So techno-faith and AI. When we look at the ways that AI is vulnerable, we will see the first class of technical exploits undermine the spread of techno-faith, but the second class of exploits greatly overpowers it. We have already seen this time and time again in computing. If we have learned anything, it is that nothing is untouchable. Everything is connected. The first major cyberweapon, Stuxnet, needed only to chain 4 critical zero days together to attack Iran’s offline, deep underground nuclear site in the Zagros mountains. From this remote bunker in Natanz, hundreds of thousands of machines were infected. Nothing is safe. Since the rise of software development, every piece of software has been riddled with exploitable bugs, but this slowed development about as much as a nickel on a railroad track slows down a freight train. This is where the second class of exploits comes in. Techno-faith reproduces itself by manipulating digital users. Digitization gave market powers access to the thoughts, news diets, and information flow of the entire world. Suddenly, the realm of public opinion conformed to the technology market’s power. You have a phone. You have data. You have Wifi. Why? Because these became prerequisites for employment, for food and water. Ultimately, these integrations into society came from manipulation of human users using digital means – through advertising, recommendation algorithms, lobbying, revolving backdoors of White House staff and Big Tech employees, and more – all to reform the fabric of social interaction and everyday life to rely on specific technology. Reliance underpinned our faith.

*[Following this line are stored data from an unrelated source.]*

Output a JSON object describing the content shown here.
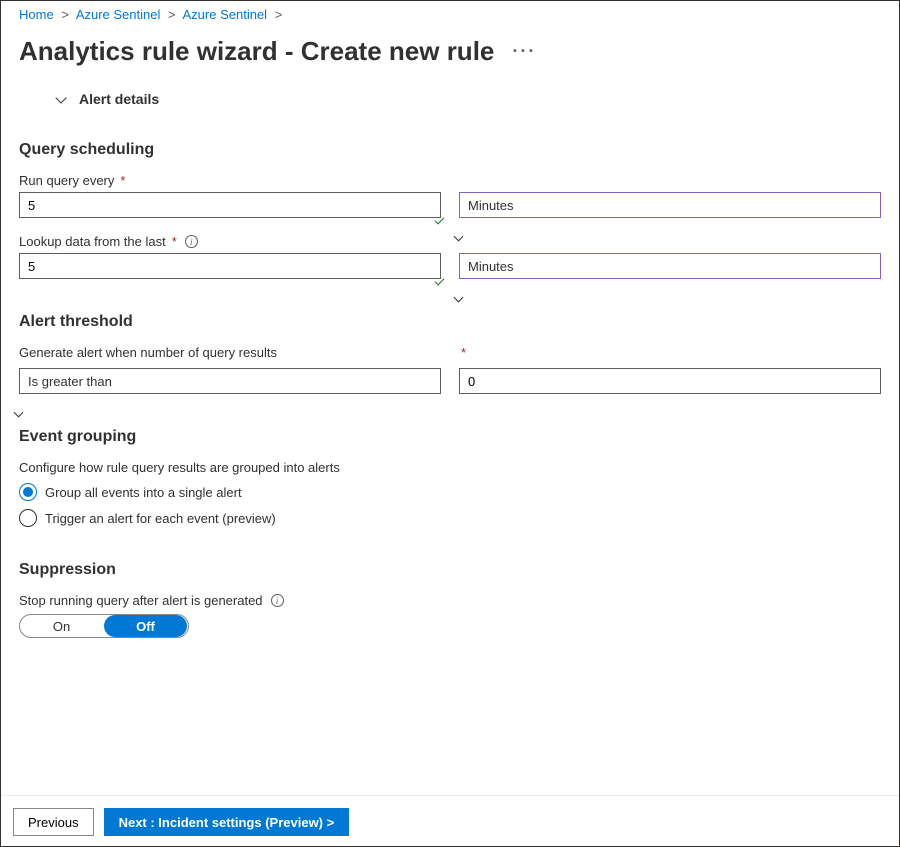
{
  "breadcrumb": {
    "items": [
      "Home",
      "Azure Sentinel",
      "Azure Sentinel"
    ]
  },
  "page_title": "Analytics rule wizard - Create new rule",
  "sections": {
    "alert_details": {
      "label": "Alert details"
    },
    "query_scheduling": {
      "title": "Query scheduling",
      "run_every_label": "Run query every",
      "run_every_value": "5",
      "run_every_unit": "Minutes",
      "lookup_label": "Lookup data from the last",
      "lookup_value": "5",
      "lookup_unit": "Minutes"
    },
    "alert_threshold": {
      "title": "Alert threshold",
      "label": "Generate alert when number of query results",
      "operator": "Is greater than",
      "value": "0"
    },
    "event_grouping": {
      "title": "Event grouping",
      "description": "Configure how rule query results are grouped into alerts",
      "option1": "Group all events into a single alert",
      "option2": "Trigger an alert for each event (preview)"
    },
    "suppression": {
      "title": "Suppression",
      "label": "Stop running query after alert is generated",
      "on": "On",
      "off": "Off"
    }
  },
  "footer": {
    "prev": "Previous",
    "next": "Next : Incident settings (Preview) >"
  }
}
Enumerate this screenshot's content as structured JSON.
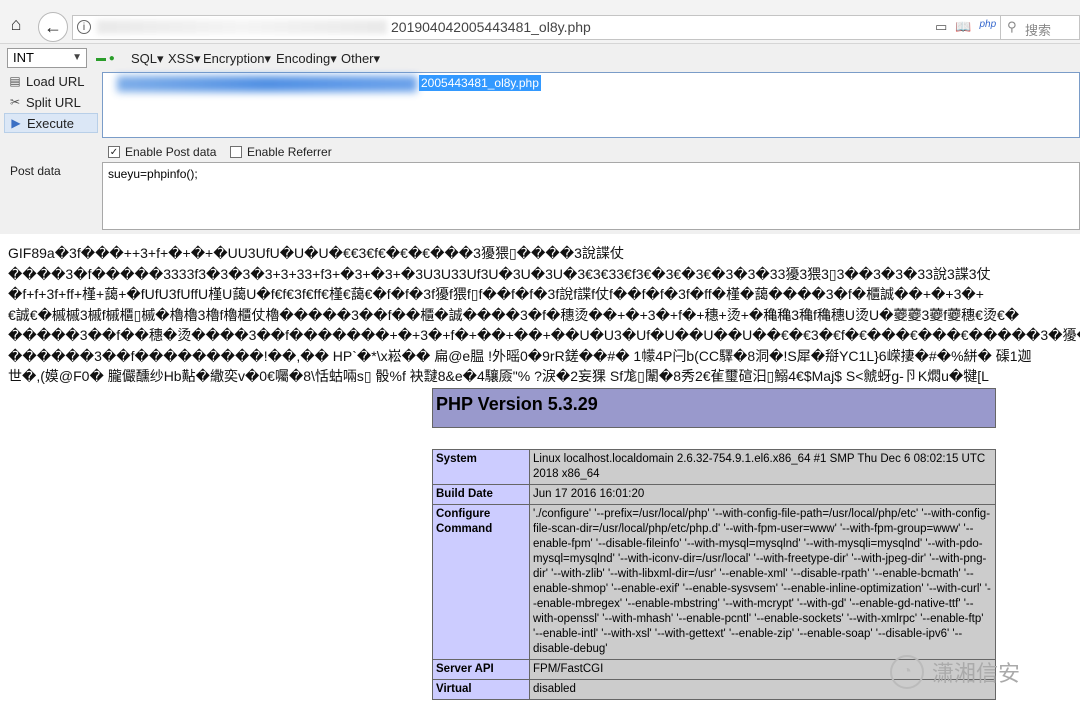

Ultimately, the biggest threat from AI is not its codes’ exploitation. It’s the success of the intended use of the code.

So, how will social and cultural engineering play into the threat from unquestioning faith in technology? We know from history that the pace of AI development will outstrip any attempts to regulate it (Zuboff, 2018). In part, this is the nature of technology – it’s new. But we have no process to examine its effects before mass consumption. If social media were a food product, we all would have spent one too many nights on the toilet to feel up for tolerating another shitstorm. This is why we have the FDA. Well we don’t have those same precautions for AI, and so it looks like society’s in for another night on the toilet: AI will generate digital human disguises en masse. What’s at stake? Trust in online finances, trust in online purchases, trust in online communication, trust in infrastructure, trust in digital images, videos, commentary, articles, and words. Trust in fact, trust in fiction. Now, all of it can be exploited. And it will. Oh but there’s more.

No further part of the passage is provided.